The University of South Carolina got a first edition book by 18th-century black American writer Phillis Wheatley, who published her first poem when she was 13.
The are roughly 100 first editions of Wheatley's "Poems on Various Subjects, Religious and Moral," Patrick Scott, director of rare books and special collections at the university's Thomas Cooper Library, said Thursday.
The university also will offer a fully searchable digital copy of the book on the Internet.
"As one of the first published African-American writers, Phillis Wheatley achieved unusual stature in the 18th-century Atlantic world," said Daniel Littlefield, director of the university's African-American research program. "USC's offering of a searchable digital rendering of her work will be of immense importance to scholars of American and African-American literature, history and society."

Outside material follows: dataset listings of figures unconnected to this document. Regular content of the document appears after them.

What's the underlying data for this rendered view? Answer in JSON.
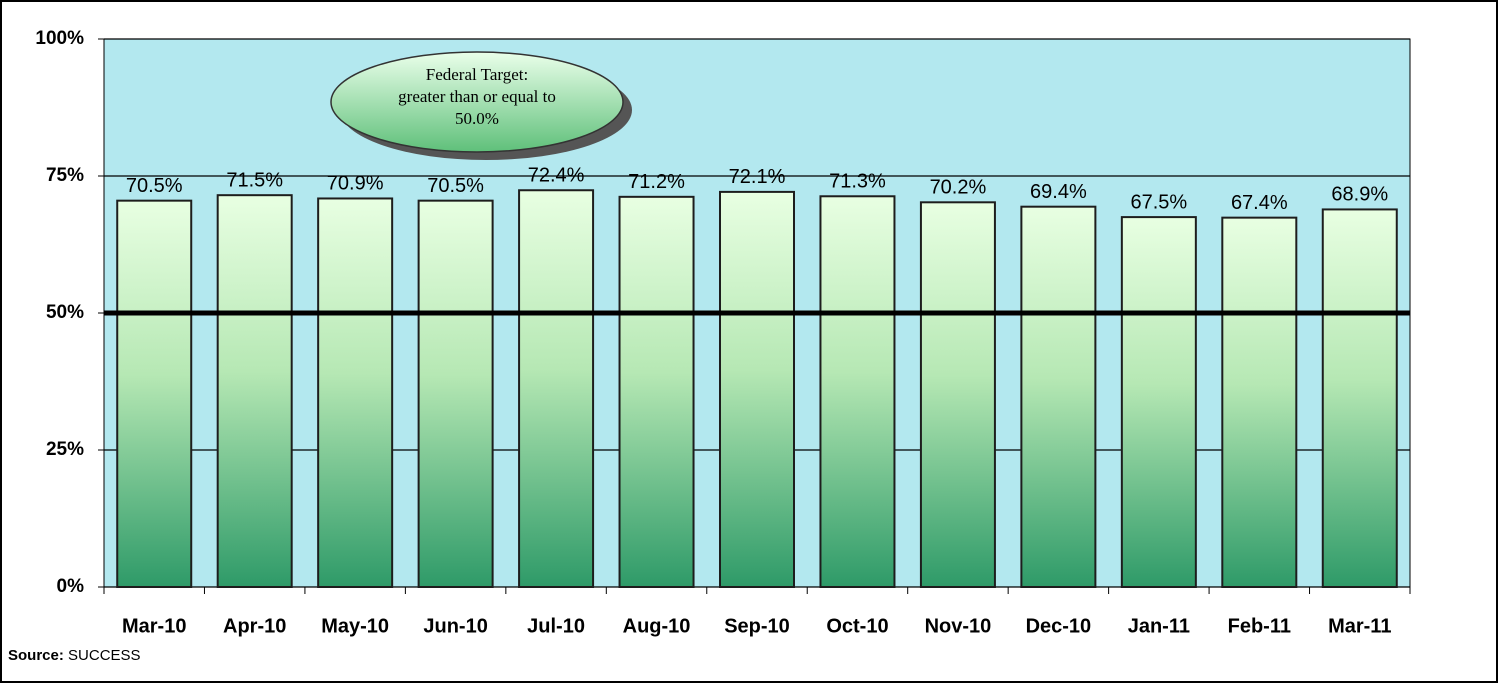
{
  "chart_data": {
    "type": "bar",
    "categories": [
      "Mar-10",
      "Apr-10",
      "May-10",
      "Jun-10",
      "Jul-10",
      "Aug-10",
      "Sep-10",
      "Oct-10",
      "Nov-10",
      "Dec-10",
      "Jan-11",
      "Feb-11",
      "Mar-11"
    ],
    "values": [
      70.5,
      71.5,
      70.9,
      70.5,
      72.4,
      71.2,
      72.1,
      71.3,
      70.2,
      69.4,
      67.5,
      67.4,
      68.9
    ],
    "value_labels": [
      "70.5%",
      "71.5%",
      "70.9%",
      "70.5%",
      "72.4%",
      "71.2%",
      "72.1%",
      "71.3%",
      "70.2%",
      "69.4%",
      "67.5%",
      "67.4%",
      "68.9%"
    ],
    "color": "#2e9a68",
    "ylim": [
      0,
      100
    ],
    "yticks": [
      {
        "value": 0,
        "label": "0%"
      },
      {
        "value": 25,
        "label": "25%"
      },
      {
        "value": 50,
        "label": "50%"
      },
      {
        "value": 75,
        "label": "75%"
      },
      {
        "value": 100,
        "label": "100%"
      }
    ],
    "grid": true,
    "target_line": 50,
    "annotation": [
      "Federal Target:",
      "greater than or equal to",
      "50.0%"
    ],
    "source_label": "Source:",
    "source": "SUCCESS"
  }
}
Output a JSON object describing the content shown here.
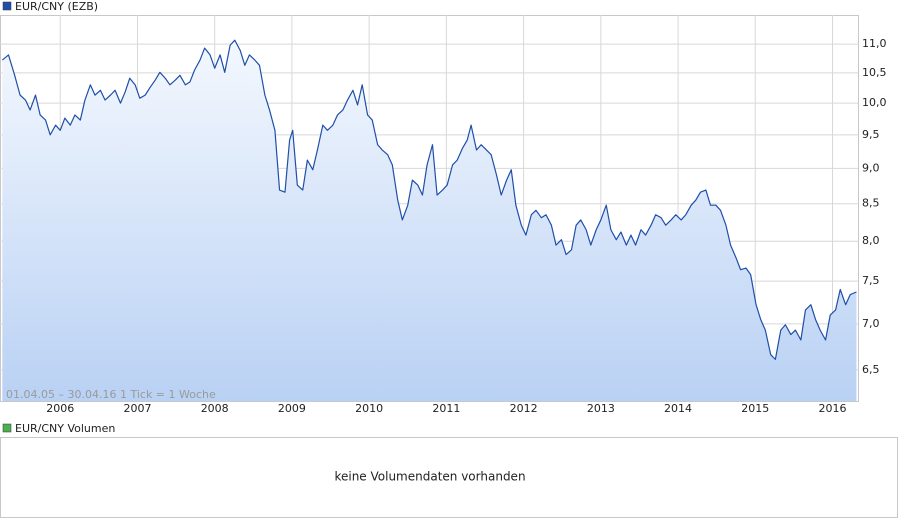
{
  "chart_data": {
    "type": "line",
    "legend": "EUR/CNY (EZB)",
    "annotation": "01.04.05 – 30.04.16   1 Tick = 1 Woche",
    "log_scale": true,
    "grid": true,
    "area_fill": true,
    "xlim": [
      2005.22,
      2016.33
    ],
    "xticks": [
      2006,
      2007,
      2008,
      2009,
      2010,
      2011,
      2012,
      2013,
      2014,
      2015,
      2016
    ],
    "ylim": [
      6.18,
      11.53
    ],
    "yticks": [
      {
        "value": 6.5,
        "label": "6,5"
      },
      {
        "value": 7,
        "label": "7,0"
      },
      {
        "value": 7.5,
        "label": "7,5"
      },
      {
        "value": 8,
        "label": "8,0"
      },
      {
        "value": 8.5,
        "label": "8,5"
      },
      {
        "value": 9,
        "label": "9,0"
      },
      {
        "value": 9.5,
        "label": "9,5"
      },
      {
        "value": 10,
        "label": "10,0"
      },
      {
        "value": 10.5,
        "label": "10,5"
      },
      {
        "value": 11,
        "label": "11,0"
      }
    ],
    "x": [
      2005.25,
      2005.33,
      2005.41,
      2005.48,
      2005.55,
      2005.61,
      2005.68,
      2005.74,
      2005.81,
      2005.87,
      2005.94,
      2006.0,
      2006.06,
      2006.13,
      2006.19,
      2006.26,
      2006.32,
      2006.39,
      2006.45,
      2006.52,
      2006.58,
      2006.65,
      2006.71,
      2006.78,
      2006.84,
      2006.9,
      2006.97,
      2007.03,
      2007.1,
      2007.16,
      2007.23,
      2007.29,
      2007.36,
      2007.42,
      2007.49,
      2007.55,
      2007.62,
      2007.68,
      2007.74,
      2007.81,
      2007.87,
      2007.94,
      2008.0,
      2008.07,
      2008.13,
      2008.2,
      2008.26,
      2008.33,
      2008.39,
      2008.45,
      2008.52,
      2008.58,
      2008.65,
      2008.71,
      2008.78,
      2008.84,
      2008.91,
      2008.97,
      2009.01,
      2009.07,
      2009.14,
      2009.2,
      2009.27,
      2009.33,
      2009.4,
      2009.46,
      2009.53,
      2009.59,
      2009.66,
      2009.72,
      2009.79,
      2009.85,
      2009.91,
      2009.98,
      2010.04,
      2010.11,
      2010.17,
      2010.24,
      2010.3,
      2010.37,
      2010.43,
      2010.5,
      2010.56,
      2010.63,
      2010.69,
      2010.75,
      2010.82,
      2010.88,
      2010.95,
      2011.01,
      2011.08,
      2011.14,
      2011.21,
      2011.27,
      2011.32,
      2011.39,
      2011.45,
      2011.52,
      2011.58,
      2011.65,
      2011.71,
      2011.78,
      2011.84,
      2011.9,
      2011.97,
      2012.03,
      2012.1,
      2012.16,
      2012.23,
      2012.29,
      2012.36,
      2012.42,
      2012.49,
      2012.55,
      2012.62,
      2012.68,
      2012.74,
      2012.81,
      2012.87,
      2012.94,
      2013.0,
      2013.07,
      2013.13,
      2013.2,
      2013.26,
      2013.33,
      2013.39,
      2013.45,
      2013.52,
      2013.58,
      2013.65,
      2013.71,
      2013.78,
      2013.84,
      2013.91,
      2013.97,
      2014.04,
      2014.1,
      2014.17,
      2014.23,
      2014.29,
      2014.36,
      2014.42,
      2014.49,
      2014.55,
      2014.62,
      2014.68,
      2014.75,
      2014.81,
      2014.88,
      2014.94,
      2015.01,
      2015.07,
      2015.13,
      2015.2,
      2015.26,
      2015.33,
      2015.39,
      2015.46,
      2015.52,
      2015.59,
      2015.65,
      2015.72,
      2015.78,
      2015.84,
      2015.91,
      2015.97,
      2016.04,
      2016.1,
      2016.17,
      2016.23,
      2016.31
    ],
    "series": [
      {
        "name": "EUR/CNY (EZB)",
        "color": "#1f4fa8",
        "values": [
          10.72,
          10.81,
          10.46,
          10.13,
          10.05,
          9.89,
          10.13,
          9.81,
          9.73,
          9.5,
          9.65,
          9.57,
          9.76,
          9.65,
          9.81,
          9.73,
          10.05,
          10.3,
          10.13,
          10.21,
          10.05,
          10.13,
          10.21,
          10.0,
          10.18,
          10.41,
          10.3,
          10.08,
          10.13,
          10.25,
          10.38,
          10.51,
          10.41,
          10.3,
          10.38,
          10.46,
          10.3,
          10.35,
          10.55,
          10.72,
          10.93,
          10.81,
          10.58,
          10.81,
          10.51,
          10.98,
          11.07,
          10.89,
          10.63,
          10.81,
          10.72,
          10.63,
          10.13,
          9.89,
          9.57,
          8.69,
          8.66,
          9.42,
          9.57,
          8.76,
          8.69,
          9.12,
          8.98,
          9.27,
          9.65,
          9.57,
          9.65,
          9.81,
          9.89,
          10.05,
          10.21,
          9.97,
          10.3,
          9.81,
          9.73,
          9.35,
          9.27,
          9.2,
          9.05,
          8.55,
          8.28,
          8.48,
          8.83,
          8.76,
          8.62,
          9.05,
          9.35,
          8.62,
          8.69,
          8.76,
          9.05,
          9.12,
          9.3,
          9.42,
          9.65,
          9.27,
          9.35,
          9.27,
          9.2,
          8.9,
          8.62,
          8.83,
          8.98,
          8.48,
          8.21,
          8.08,
          8.35,
          8.41,
          8.31,
          8.35,
          8.21,
          7.95,
          8.02,
          7.83,
          7.89,
          8.21,
          8.28,
          8.15,
          7.95,
          8.15,
          8.28,
          8.48,
          8.15,
          8.02,
          8.12,
          7.95,
          8.08,
          7.95,
          8.15,
          8.08,
          8.21,
          8.35,
          8.31,
          8.21,
          8.28,
          8.35,
          8.28,
          8.35,
          8.48,
          8.55,
          8.66,
          8.69,
          8.48,
          8.48,
          8.41,
          8.21,
          7.95,
          7.79,
          7.64,
          7.66,
          7.58,
          7.22,
          7.05,
          6.93,
          6.66,
          6.61,
          6.93,
          6.99,
          6.88,
          6.93,
          6.82,
          7.16,
          7.22,
          7.05,
          6.93,
          6.82,
          7.1,
          7.16,
          7.4,
          7.22,
          7.34,
          7.37
        ]
      }
    ]
  },
  "volume_panel": {
    "legend": "EUR/CNY Volumen",
    "color": "#4caf50",
    "message": "keine Volumendaten vorhanden"
  }
}
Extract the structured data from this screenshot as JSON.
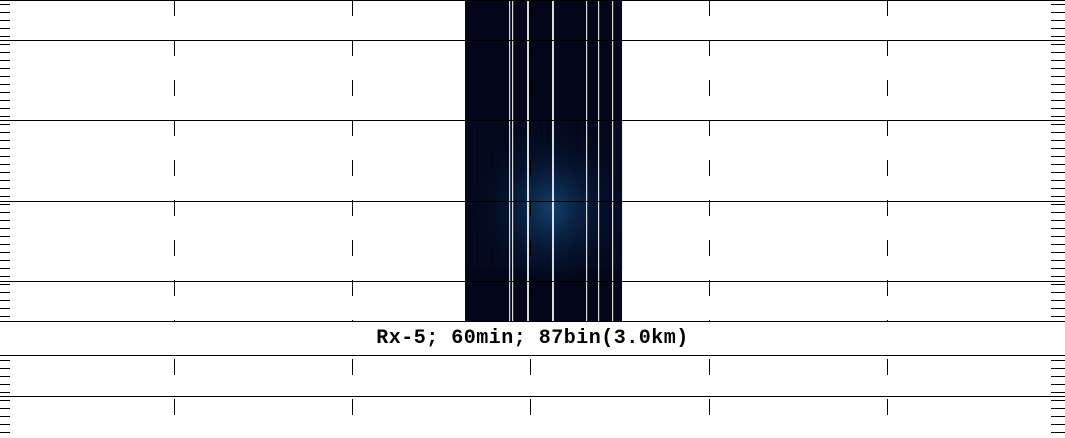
{
  "panel_title": "Rx-5; 60min; 87bin(3.0km)",
  "colors": {
    "background": "#ffffff",
    "grid": "#000000",
    "data_dark": "#020618",
    "data_mid": "#0a2a55",
    "data_bright": "#1f6fb0",
    "gap_line": "#ffffff"
  },
  "chart_data": {
    "type": "heatmap",
    "title": "Rx-5; 60min; 87bin(3.0km)",
    "xlabel": "",
    "ylabel": "",
    "colormap": "black-to-blue",
    "grid": true,
    "x_gridlines_style": "dashed",
    "y_gridlines_style": "solid",
    "data_gaps_white_lines": 7,
    "description_of_values": "low intensity everywhere except a faint blue band near the middle rows of the data block"
  }
}
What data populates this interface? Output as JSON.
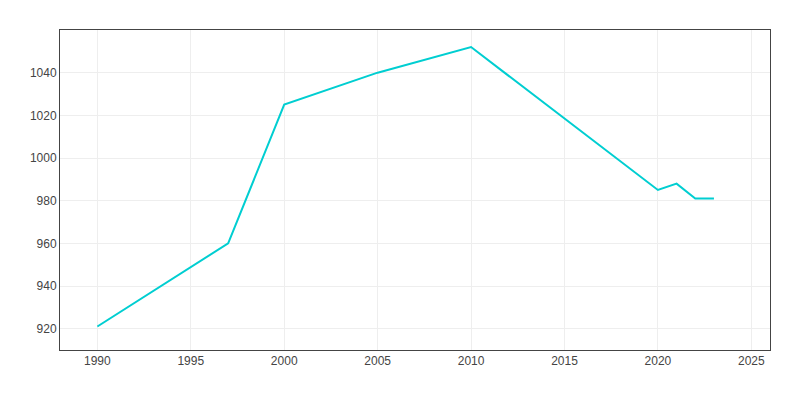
{
  "chart_data": {
    "type": "line",
    "x": [
      1990,
      1997,
      2000,
      2005,
      2010,
      2020,
      2021,
      2022,
      2023
    ],
    "values": [
      921,
      960,
      1025,
      1040,
      1052,
      985,
      988,
      981,
      981
    ],
    "color": "#00CED1",
    "xlim": [
      1988,
      2026
    ],
    "ylim": [
      910,
      1060
    ],
    "xticks": [
      1990,
      1995,
      2000,
      2005,
      2010,
      2015,
      2020,
      2025
    ],
    "yticks": [
      920,
      940,
      960,
      980,
      1000,
      1020,
      1040
    ],
    "grid": true
  }
}
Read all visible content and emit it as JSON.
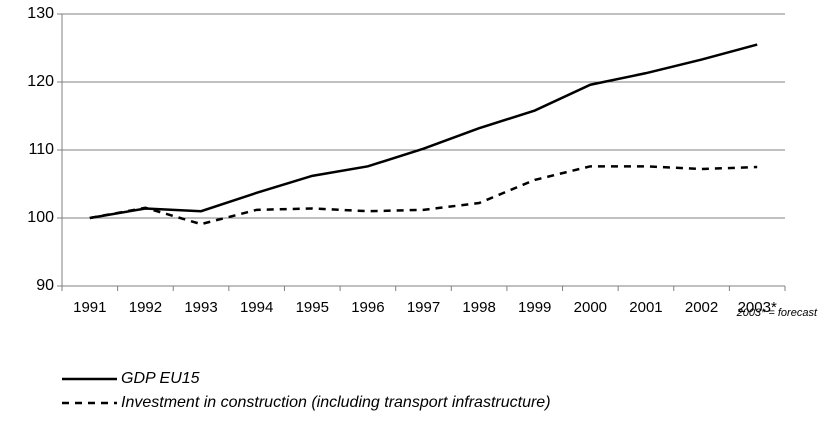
{
  "chart_data": {
    "type": "line",
    "categories": [
      "1991",
      "1992",
      "1993",
      "1994",
      "1995",
      "1996",
      "1997",
      "1998",
      "1999",
      "2000",
      "2001",
      "2002",
      "2003*"
    ],
    "series": [
      {
        "name": "GDP EU15",
        "color": "#000000",
        "line_style": "solid",
        "values": [
          100,
          101.4,
          101,
          103.7,
          106.2,
          107.6,
          110.2,
          113.2,
          115.8,
          119.6,
          121.3,
          123.3,
          125.5
        ]
      },
      {
        "name": "Investment in construction (including transport infrastructure)",
        "color": "#000000",
        "line_style": "dashed",
        "values": [
          100,
          101.5,
          99.1,
          101.2,
          101.4,
          101.0,
          101.2,
          102.2,
          105.6,
          107.6,
          107.6,
          107.2,
          107.5
        ]
      }
    ],
    "ylim": [
      90,
      130
    ],
    "yticks": [
      90,
      100,
      110,
      120,
      130
    ],
    "grid": true,
    "annotation": "2003* = forecast",
    "legend": "bottom-left"
  }
}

Wheatley, who was born in 1753 in Africa, was kidnapped by slave traders and sold on the auction block when she was 7 to a prosperous white Boston family. She learned English in about a year and a half.
Widely celebrated in her own lifetime, she read her poetry in the presence of notables such as George Washington.
Her book was published in London in August 1773 and Wheatley was given her freedom later that year. She died in 1784. The first American edition of Wheatley's "Poems" was published in 1786.
The school paid $35,000 (24,807 EUR) for the book, Scott said.